En el cine también ví mi primera ópera, pero ahí fuimos los cuatro y a ver a Bergman en alguna sala de Buenos Aires. Eso era una salida de sábado, con pasaje por Fausto, la lucha para que nos compraran una revista de la Editorial Novaro y el embelesamiento por la caja de autómatas de la Avenida Corrientes, donde, moneda mediante, los músicos de una orquesta tocaban un tango, movían los dedos y las mandíbulas. O el cine debate de la Biblioteca Estrada de Bernal, a la vuelta de la casa de mi abuela, con La Quimera del Oro y nosotros, que nos fuimos antes de la discusión porque todo lo que se diría, opinaba mi mamá, iba a sobrar. Después me pregunto de dónde sale mi reticencia a no hacer comentarios en las sesiones de los congresos, salvo que alguien me obligue o esté ahí para ello. De regreso, nos explicó la historia de los mineros del Yukón; creo recordar que junto con mi hermano quedamos tan impresionados por las imágenes de la película que, en el curso de Arte Infantil de la Escuela Municipal de Bellas Artes, dibujamos la casa pendiendo del precipicio. Fue el mismo año de la asunción de Cámpora a la presidencia, cuando nos llevaron a la plaza a ver a Allende y Dorticós y a festejar que se terminaba el gobierno militar. También dibujamos eso. Mi hermano no se olvidó del cartel de «Montoneros» mientras que yo agregué un perro para que mi profesor, en la reunión de padres, felicitara a mi mamá por lo observadora que era. Observadora del mundo, sí, pero también de la psicología de los maestros. Que para algo tenía a una de madre.

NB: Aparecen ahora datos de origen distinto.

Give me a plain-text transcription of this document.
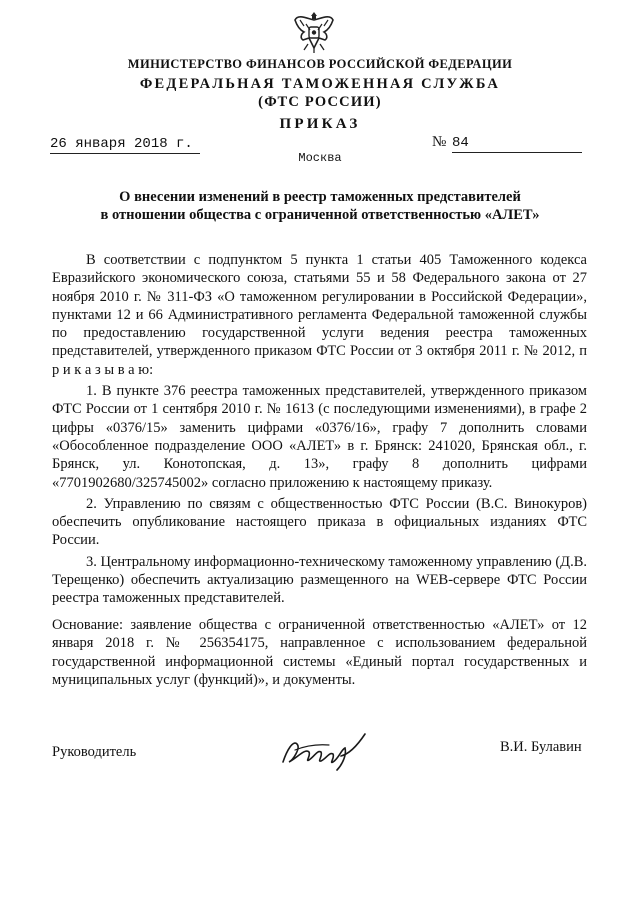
МИНИСТЕРСТВО ФИНАНСОВ РОССИЙСКОЙ ФЕДЕРАЦИИ
ФЕДЕРАЛЬНАЯ ТАМОЖЕННАЯ СЛУЖБА
(ФТС РОССИИ)
ПРИКАЗ
26 января 2018 г.	№ 84
Москва
О внесении изменений в реестр таможенных представителей
в отношении общества с ограниченной ответственностью «АЛЕТ»

В соответствии с подпунктом 5 пункта 1 статьи 405 Таможенного кодекса Евразийского экономического союза, статьями 55 и 58 Федерального закона от 27 ноября 2010 г. № 311-ФЗ «О таможенном регулировании в Российской Федерации», пунктами 12 и 66 Административного регламента Федеральной таможенной службы по предоставлению государственной услуги ведения реестра таможенных представителей, утвержденного приказом ФТС России от 3 октября 2011 г. № 2012, п р и к а з ы в а ю:

1. В пункте 376 реестра таможенных представителей, утвержденного приказом ФТС России от 1 сентября 2010 г. № 1613 (с последующими изменениями), в графе 2 цифры «0376/15» заменить цифрами «0376/16», графу 7 дополнить словами «Обособленное подразделение ООО «АЛЕТ» в г. Брянск: 241020, Брянская обл., г. Брянск, ул. Конотопская, д. 13», графу 8 дополнить цифрами «7701902680/325745002» согласно приложению к настоящему приказу.

2. Управлению по связям с общественностью ФТС России (В.С. Винокуров) обеспечить опубликование настоящего приказа в официальных изданиях ФТС России.

3. Центральному информационно-техническому таможенному управлению (Д.В. Терещенко) обеспечить актуализацию размещенного на WEB-сервере ФТС России реестра таможенных представителей.

Основание: заявление общества с ограниченной ответственностью «АЛЕТ» от 12 января 2018 г. № 256354175, направленное с использованием федеральной государственной информационной системы «Единый портал государственных и муниципальных услуг (функций)», и документы.

Руководитель	В.И. Булавин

¿Museos? No puedo ni fecharlos ni ordenarlos, se superponen el Regional Histórico de Bernal, con su caja de música de discos con pestañas, el Histórico Nacional con mi abuela que creyó que la Doña Paula del telar era una estatua de cera y nos dio un susto al hablarnos. O el de La Plata también con mi abuela y el temor a los esqueletos colgando del techo. Eso debe haber sido también por tercer grado porque decía que quería ser arqueóloga y, luego de la visita al museo, me arrepentí. No quería que un hueso de ballena me aplastara camino a las aulas. No deja de ser curioso que los museos en esta historia aparezcan asociados a la música y al miedo y que en ninguno de mis escritos me haya referido a ello.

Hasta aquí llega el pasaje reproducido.